This is a Python package for working with coordinate transforms in three dimensions. It provides the following:

• Conversion between common spatial rotation representations
• SE2 and SE3 classes for applying rigid translations and rotations to points and vectors
• FrameTree for linking named coordinate frames

Dependencies

Numpy is the only dependency. It is installed automatically with this package.

Installation

Clone this repo and do pip install -e /path/to/spatial-effects.
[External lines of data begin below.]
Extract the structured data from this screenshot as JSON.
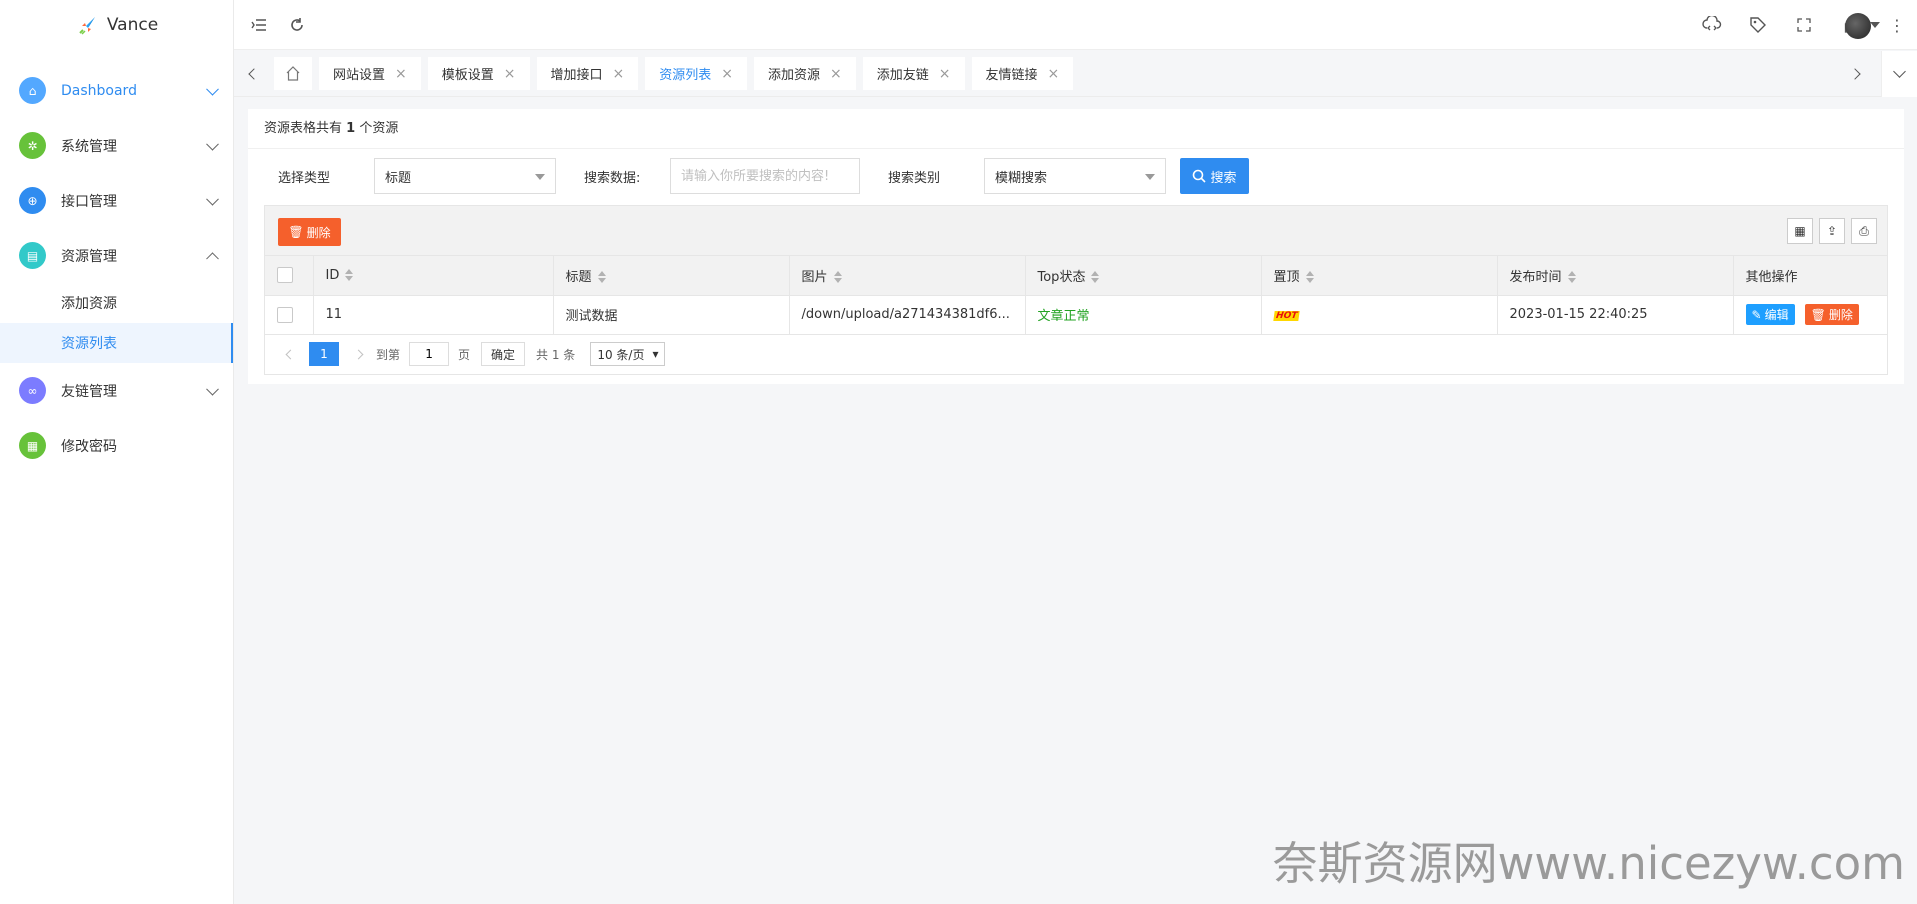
{
  "app": {
    "name": "Vance"
  },
  "sidebar": {
    "items": [
      {
        "label": "Dashboard",
        "icon": "home-icon",
        "color": "#53a8ff",
        "active": true
      },
      {
        "label": "系统管理",
        "icon": "gear-icon",
        "color": "#67c23a"
      },
      {
        "label": "接口管理",
        "icon": "globe-icon",
        "color": "#2f8cf0"
      },
      {
        "label": "资源管理",
        "icon": "folder-icon",
        "color": "#32c9c9"
      },
      {
        "label": "友链管理",
        "icon": "link-icon",
        "color": "#7c7cff"
      },
      {
        "label": "修改密码",
        "icon": "password-icon",
        "color": "#67c23a"
      }
    ],
    "sub_items": [
      {
        "label": "添加资源"
      },
      {
        "label": "资源列表",
        "active": true
      }
    ]
  },
  "tabs": [
    {
      "label": "网站设置"
    },
    {
      "label": "模板设置"
    },
    {
      "label": "增加接口"
    },
    {
      "label": "资源列表",
      "active": true
    },
    {
      "label": "添加资源"
    },
    {
      "label": "添加友链"
    },
    {
      "label": "友情链接"
    }
  ],
  "summary": {
    "prefix": "资源表格共有",
    "count": "1",
    "suffix": "个资源"
  },
  "search": {
    "type_label": "选择类型",
    "type_value": "标题",
    "data_label": "搜索数据:",
    "data_placeholder": "请输入你所要搜索的内容!",
    "category_label": "搜索类别",
    "category_value": "模糊搜索",
    "button_label": "搜索"
  },
  "toolbar": {
    "delete_label": "删除"
  },
  "table": {
    "columns": [
      "ID",
      "标题",
      "图片",
      "Top状态",
      "置顶",
      "发布时间",
      "其他操作"
    ],
    "rows": [
      {
        "id": "11",
        "title": "测试数据",
        "image": "/down/upload/a271434381df6...",
        "status": "文章正常",
        "top": "HOT",
        "time": "2023-01-15 22:40:25",
        "edit_label": "编辑",
        "delete_label": "删除"
      }
    ]
  },
  "pager": {
    "current": "1",
    "goto_label": "到第",
    "goto_value": "1",
    "page_label": "页",
    "confirm_label": "确定",
    "total_label": "共 1 条",
    "size_label": "10 条/页"
  },
  "watermark": "奈斯资源网www.nicezyw.com",
  "colors": {
    "primary": "#2f8cf0",
    "danger": "#f5602c",
    "success": "#22a322"
  }
}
Verify the installation by running the tests:

python -m unittest

Usage of SE(3) type:

    x = [1, 0, 0]              # Define a translation
    r = [0, 0, pi/2]           # Define a rotation vector
    T1 = SE3()                 # Create identity transformation
    T2 = SE3(x, r)             # Lists, tuples, or ndarrays ok here
    callable(T1)               # True
    T2(x)                      # array([1., 1., 0.])
    T2.R @ x + T2.t            # same
    T2.inverse(T2(x))          # x
    T1.matrix                  # np.eye(4)
    T2.vec                     # array([1, 0, 0, 0, 0, 1.571])
    (T1 + T2.vec).vec          # same (in this case)
    T2 - T1                    # same (in this case)
    T1 + T2                    # ValueError! Invalid group operation
    T1 + (T2 - T1) == T2       # always True
    (T1 + v) - T1 == v         # always True (v is any 6 DOF vector)

Conventions

Points, vectors, quaternions, and matrices are all represented as Numpy arrays that follow Numpy's row-major data layout. For example, five 3D points or vectors would be passed to the library functions as a 5x3 array.

Unit quaternions are always expressed in (w, x, y, z) order, where w is the real or scalar component. The Hamilton convention for quaternion muliplication (as opposed to JPL) is followed consistently.